Multiple studies have shown that inhaled corticosteroids can increase the risk of IOP elevation, though as above, the evidence is strongest in patients with a personal or family history of glaucoma. One large cross-sectional study found that inhaled corticosteroids were associated with a rise in IOP and magnification of glaucoma in patients who had a first-degree family history of glaucoma.
Systemic corticosteroids carry a widely appreciated risk of ocular hypertension. However, as noted in the studies mentioned, there is a strong association between the risk of steroid response and the numerous non-modifiable risk factors associated with the development of glaucoma, namely a positive family history of glaucoma or pre-existing ocular hypertension or glaucoma in the patient themselves.
All patients receiving topical ocular steroids, periocular or intravitreal steroids need to be monitored regularly. Chronic ocular steroids should not be administered by non-ophthalmic physicians, unless patients are also being followed by an ophthalmologist. All patients using dermatologic steroids on the face should also have perioidic IOP measurements. Patients in the high risk groups mentioned above should use steroids judiciously and be monitored closely if the steroids are used long term.
- Discontinue steroids: In the acute form of IOP elevation from steroids, discontinuing steroids can cause the IOP to normalize in days. In the chronic form, elevation of IOP can last one to four weeks, though if steroid therapy has been maintained for more than 18 months, the IOP can stay elevated far longer after withdrawal of therapy. In a small subset of patients, the IOP may remain chronically elevated despite discontinuation of steroids.
- Removal of depot steroids: One can cause a decrease in IOP by excising depot steroids.
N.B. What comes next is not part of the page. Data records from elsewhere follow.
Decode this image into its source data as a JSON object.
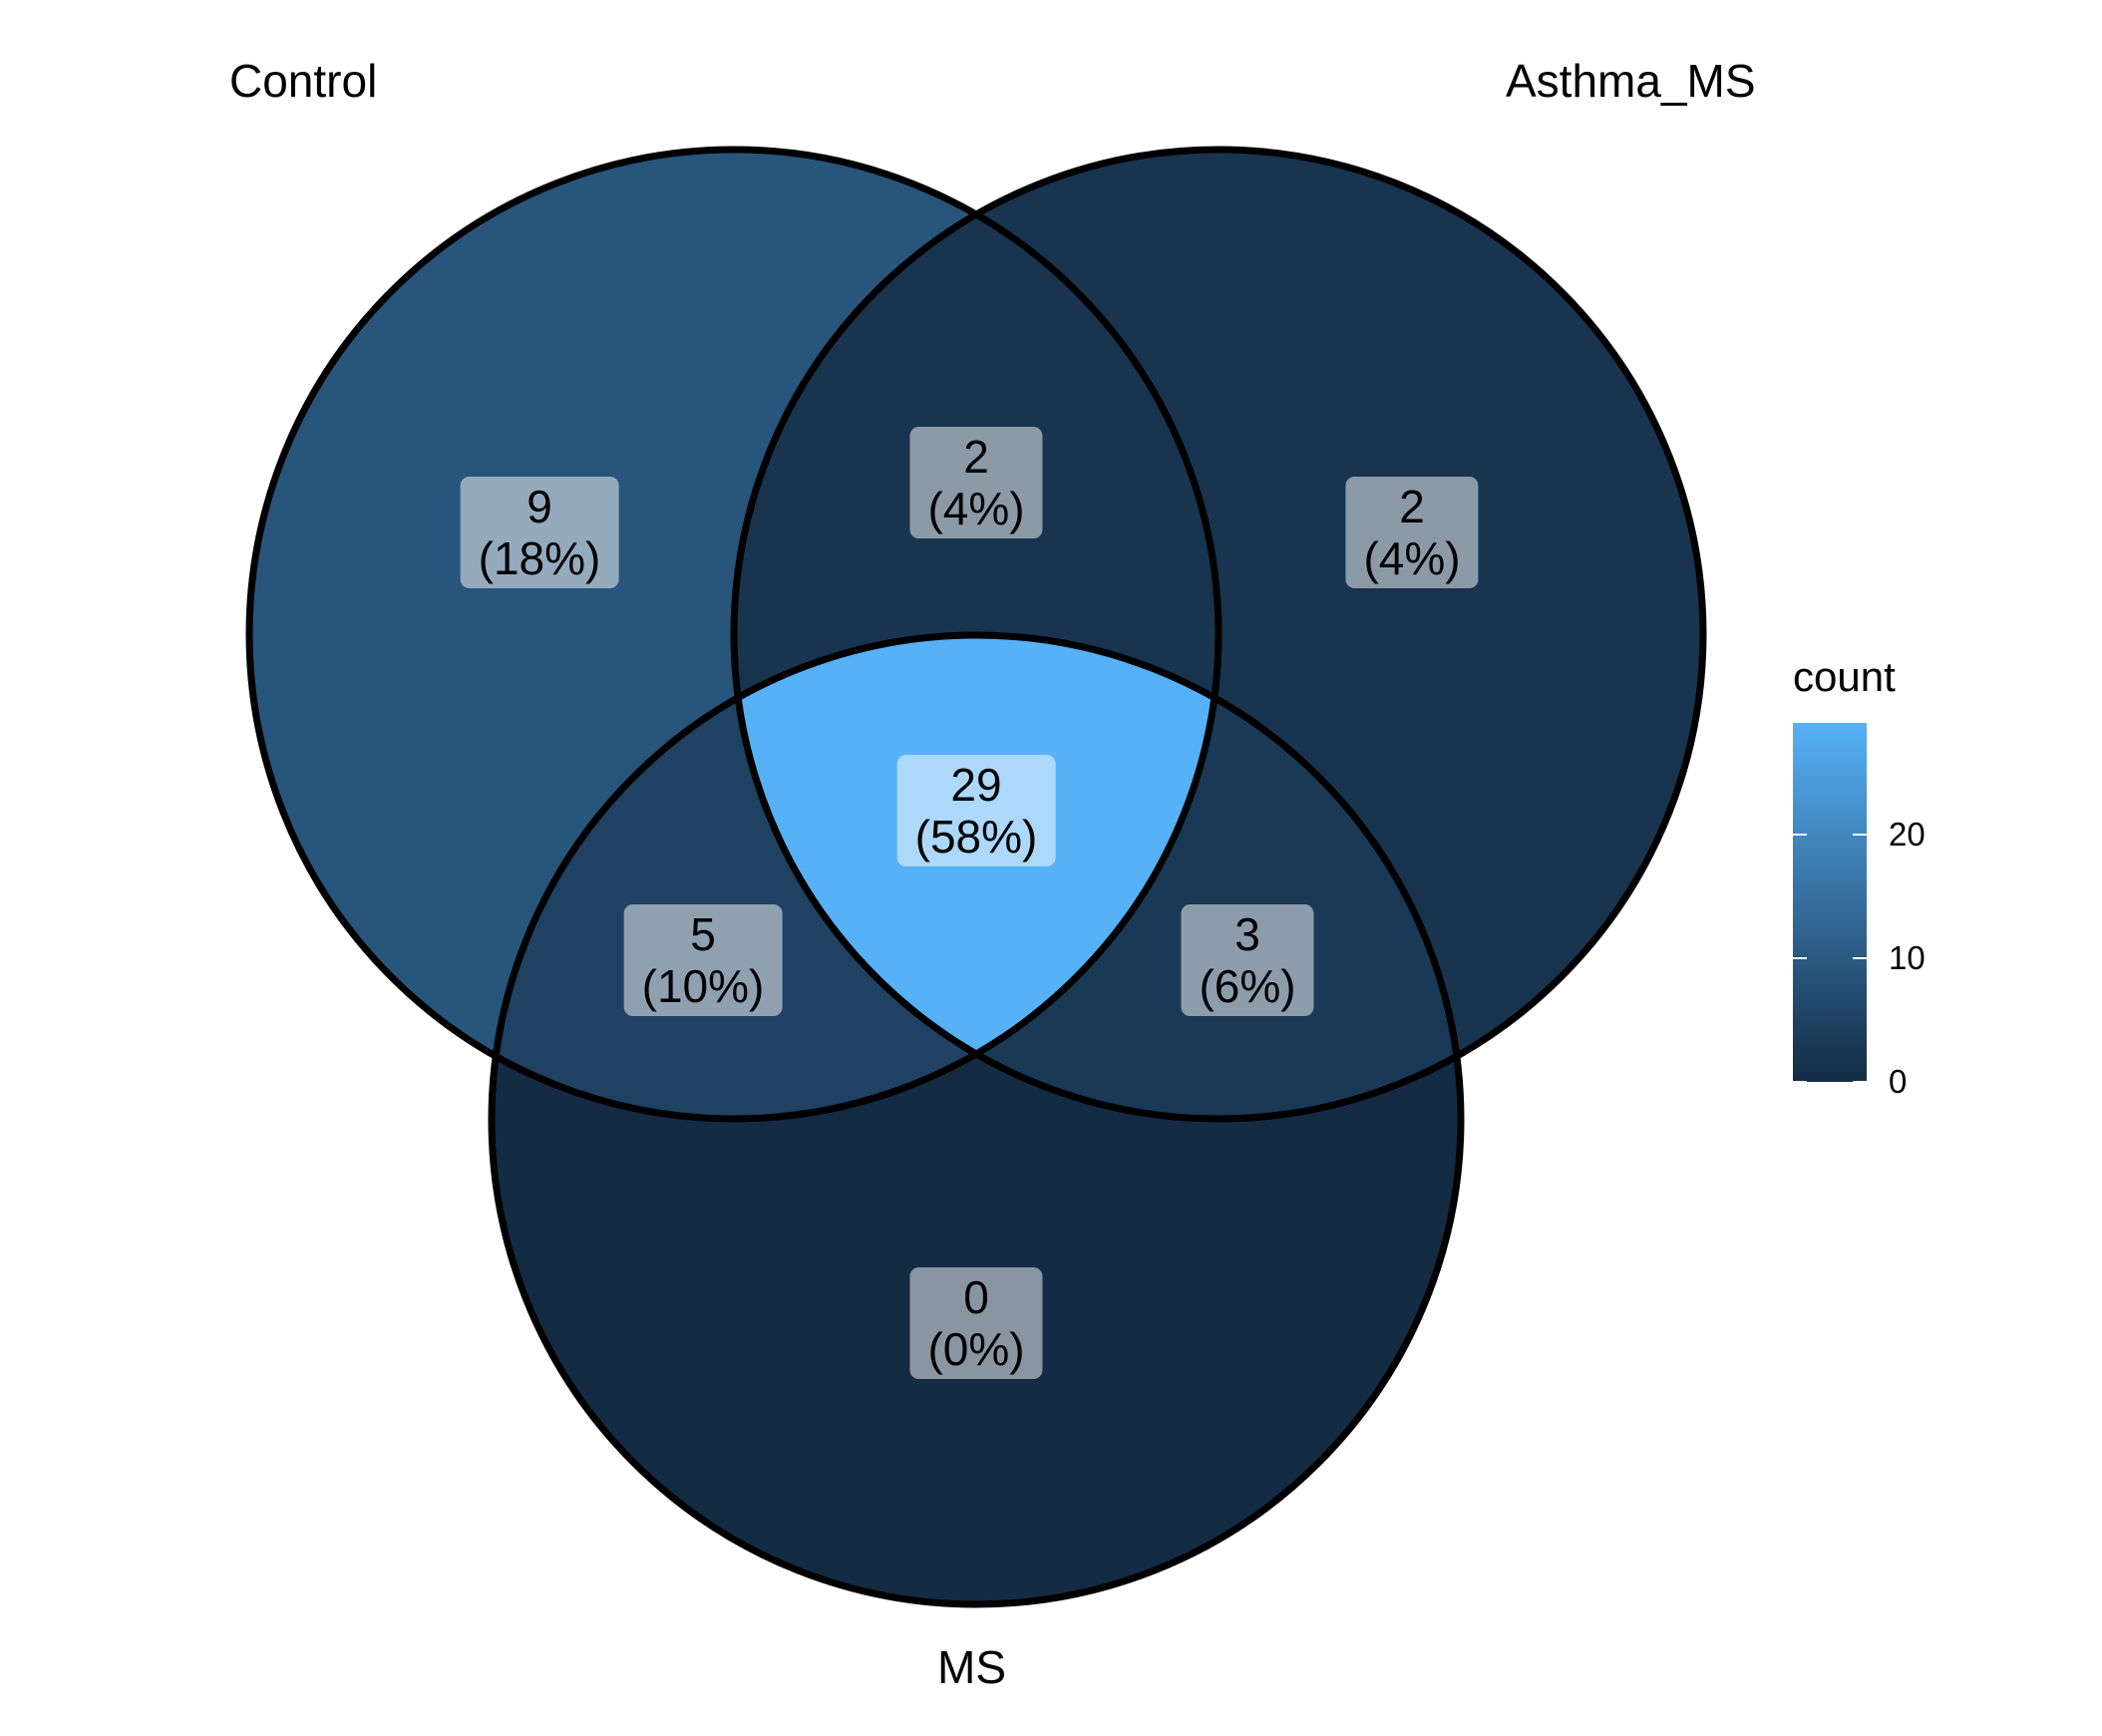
{
  "sets": [
    {
      "name": "Control"
    },
    {
      "name": "Asthma_MS"
    },
    {
      "name": "MS"
    }
  ],
  "regions": [
    {
      "id": "control-only",
      "count": "9",
      "percent": "(18%)",
      "value": 9
    },
    {
      "id": "asthma-only",
      "count": "2",
      "percent": "(4%)",
      "value": 2
    },
    {
      "id": "ms-only",
      "count": "0",
      "percent": "(0%)",
      "value": 0
    },
    {
      "id": "control-asthma",
      "count": "2",
      "percent": "(4%)",
      "value": 2
    },
    {
      "id": "control-ms",
      "count": "5",
      "percent": "(10%)",
      "value": 5
    },
    {
      "id": "asthma-ms",
      "count": "3",
      "percent": "(6%)",
      "value": 3
    },
    {
      "id": "all-three",
      "count": "29",
      "percent": "(58%)",
      "value": 29
    }
  ],
  "legend": {
    "title": "count",
    "ticks": [
      {
        "label": "0",
        "value": 0
      },
      {
        "label": "10",
        "value": 10
      },
      {
        "label": "20",
        "value": 20
      }
    ],
    "range": [
      0,
      29
    ],
    "low_color": "#132B43",
    "high_color": "#56B1F7"
  },
  "colors": {
    "outline": "#000000",
    "label_box": "#ffffff"
  }
}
For intravitreal steroids, vitrectomy can also be used to reduce IOP, however, due to the need for ongoing steroid therapy to control underlying inflammation, many of these patients may require glaucoma medications or surgery to control IOP.
- Glaucoma treatment: Treatment of steroid-induced glaucoma is very similar to that for POAG, and includes the use of topical glaucoma medications, laser trabeculoplasty, filtering surgery, and glaucoma drainage implant surgery. Selective laser trabeculoplasty (SLT) has been proven to be effective in lowering IOP in patients with steroid-induced glaucoma by over 35% at one year, as well as preventing IOP spike in patients undergoing sub-tenon’s triamcinolone.
- Goniotomy is considered by some to be a particularly effective treatment in patients with steroid-induced glaucoma, with one small case series showing the achievement of surgical success in all patients who underwent goniotomy. Similarly, canaloplasty has been proven to be a promising treatment for steroid-induced glaucoma, as indicated by a small cohort of patients who underwent this procedure, all of whom achieved complete success without serious complication.